What are the ordinary and singular points of the first order diff. equation? Consider a first order differential equation. What do ordinary and singular points mean? What do they represent? (I cannot understand their formal definitions so please explain with examples. Thank you.)
UPDATE
After some research I noticed something. Consider the direction field of the $x\dot{y}=y-1$:

I am pretty sure that an ordinary point should have one and only one (existence and uniqueness) line element (arrows in the picture). 
Therefore all points except P(0,1) are ordinary points. On the other hand, P(0,1) is part of more than one integral curve and there are different line elements for each curve. This point violates uniqueness condition. 
I think this point is a singular point. However, I don't know if it is regular or irregular. Please correct me if I am wrong and tell me if P(0,1) is irregular or not.
 A: We read from the wikipedia arcticle http://en.wikipedia.org/wiki/Regular_singular_point.

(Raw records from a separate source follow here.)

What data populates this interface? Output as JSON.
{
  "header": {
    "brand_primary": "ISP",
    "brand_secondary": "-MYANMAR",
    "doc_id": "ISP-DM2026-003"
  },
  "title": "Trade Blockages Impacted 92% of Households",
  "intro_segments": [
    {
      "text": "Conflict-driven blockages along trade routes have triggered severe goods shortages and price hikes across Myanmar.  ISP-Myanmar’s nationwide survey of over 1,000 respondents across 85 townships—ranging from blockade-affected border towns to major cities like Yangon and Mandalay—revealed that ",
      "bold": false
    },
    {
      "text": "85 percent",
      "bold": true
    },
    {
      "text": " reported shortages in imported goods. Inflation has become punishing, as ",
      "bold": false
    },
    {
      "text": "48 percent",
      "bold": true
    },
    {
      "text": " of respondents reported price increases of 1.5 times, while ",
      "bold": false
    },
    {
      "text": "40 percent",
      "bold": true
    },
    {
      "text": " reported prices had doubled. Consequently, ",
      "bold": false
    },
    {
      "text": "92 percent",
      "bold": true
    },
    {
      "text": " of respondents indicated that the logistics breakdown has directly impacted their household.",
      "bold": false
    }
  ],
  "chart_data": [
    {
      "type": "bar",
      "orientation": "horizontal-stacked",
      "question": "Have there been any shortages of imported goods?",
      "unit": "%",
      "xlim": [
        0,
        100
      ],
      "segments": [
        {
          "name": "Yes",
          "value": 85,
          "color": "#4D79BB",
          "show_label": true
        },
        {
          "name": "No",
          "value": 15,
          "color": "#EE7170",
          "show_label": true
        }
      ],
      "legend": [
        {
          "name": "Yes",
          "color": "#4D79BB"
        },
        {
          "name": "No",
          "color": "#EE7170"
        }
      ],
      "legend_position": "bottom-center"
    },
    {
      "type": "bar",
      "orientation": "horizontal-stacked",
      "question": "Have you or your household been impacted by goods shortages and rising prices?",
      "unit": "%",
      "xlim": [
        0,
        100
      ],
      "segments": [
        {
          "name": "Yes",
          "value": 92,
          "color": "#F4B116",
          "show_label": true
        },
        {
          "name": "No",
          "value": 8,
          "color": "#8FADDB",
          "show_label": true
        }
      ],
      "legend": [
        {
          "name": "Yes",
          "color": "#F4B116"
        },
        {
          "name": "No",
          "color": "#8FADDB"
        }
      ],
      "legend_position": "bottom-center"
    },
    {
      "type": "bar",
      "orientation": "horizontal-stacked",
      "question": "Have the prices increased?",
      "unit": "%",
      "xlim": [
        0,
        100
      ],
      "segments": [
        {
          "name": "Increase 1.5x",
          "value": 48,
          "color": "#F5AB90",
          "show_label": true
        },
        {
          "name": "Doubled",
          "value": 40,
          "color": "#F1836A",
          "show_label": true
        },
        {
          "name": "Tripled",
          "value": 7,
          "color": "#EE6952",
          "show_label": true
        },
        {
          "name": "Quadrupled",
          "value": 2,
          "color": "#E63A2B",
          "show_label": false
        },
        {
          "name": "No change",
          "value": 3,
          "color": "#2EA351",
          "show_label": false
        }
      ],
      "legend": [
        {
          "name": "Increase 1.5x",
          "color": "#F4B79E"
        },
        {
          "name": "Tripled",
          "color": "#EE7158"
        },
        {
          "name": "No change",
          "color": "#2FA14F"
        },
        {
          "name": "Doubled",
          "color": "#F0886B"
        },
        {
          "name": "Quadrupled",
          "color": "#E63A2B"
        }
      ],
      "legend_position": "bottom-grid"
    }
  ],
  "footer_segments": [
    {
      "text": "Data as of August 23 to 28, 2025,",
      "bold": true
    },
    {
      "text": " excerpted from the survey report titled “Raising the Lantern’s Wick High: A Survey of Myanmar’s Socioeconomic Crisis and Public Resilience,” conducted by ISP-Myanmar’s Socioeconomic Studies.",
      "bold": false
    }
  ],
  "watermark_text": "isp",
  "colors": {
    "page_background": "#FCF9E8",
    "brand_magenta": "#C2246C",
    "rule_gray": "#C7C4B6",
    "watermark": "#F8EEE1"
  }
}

"Consider an ordinary linear differential equation of n-th order:
$$\sum_{i=0}^n p_i(z)f^{(i)}(z)=0$$
with $p_i$ meromorphic functions and $p_n(z)=1$."
A meromorphic function is a function that is holomorphic on $\mathbb{C}\setminus D$ where $D$ is a discrete set. And holomorphic or analytic at a point $x_0$ means equivalently: it admit complex derivative at $x_0$, its Taylor series converges to the function in a neighbourhood of $x_0$. What happens in $D$? Those points are called poles and the function goes to infinity like $\frac{1}{z^n}$ for some $n$, and that $n$ is the order of the pole in $x_0$.
Now given an ordinary linear differential equation of order n, a point is $\textbf{ordinary}$ if $p_i$ are analytic around $x_0$, it is a $\textbf{regular singular point}$ if $p_{n-i}$ has a pole of order at most $i$ in $x_0$, and it is a $\textbf{irregular point}$ if none of the above holds.
Is it somewhat clear? Or I just repeated some already know and already read notions?
A: Following definitions are taken from Tenenbaum's ODE book. Consider a linear differential equation:
$$y^{(n)}+F_{n-1}(x)y^{(n-1)}+\dots+F_0(x)y=Q(x)$$
A point $x=x_0$ is called an ordinary point of the linear differential equation if each function $(F_0, F_1, \dots, Q)$ is analytic at $x=x_0$.
By analytic, we mean that there is a Taylor series for the function in a neighborhood of $x_0$. This can be checked via Taylor's theorem and the series should be convergent.
A point $x=x_0$ is called a singularity if one or more of the functions $(F_0, F_1, \dots, Q)$ is not analytic at $x=x_0$.
The definition of regular and irregular singularities is given only for the second order equations:
$$y^"+F_1(x)y'+F_0(x)y=0$$
If the multiplication of $F_1(x)$ by $(x-x_0)$ and of $F_0(x)$ by $(x-x_0)^2$ result in functions each of which is analytic at $x=x_0$, then the $x_0$ is called regular singular point. Otherwise it is called irregular singular point.
The example at the above question can be written as below:
$$y'-\frac 1 x y=-\frac 1 x$$
Since there is no Taylor series for $\frac 1 x$ at $x_0=0$. This point is a singularity. We cannot tell whether it is irregular or not because it is not a second order equation.
The scope of this answer is only limited with Tenenbaum's book and what I understand from it. I think Lolman's answer is much broader but you should have a higher level of knowledge to understand it.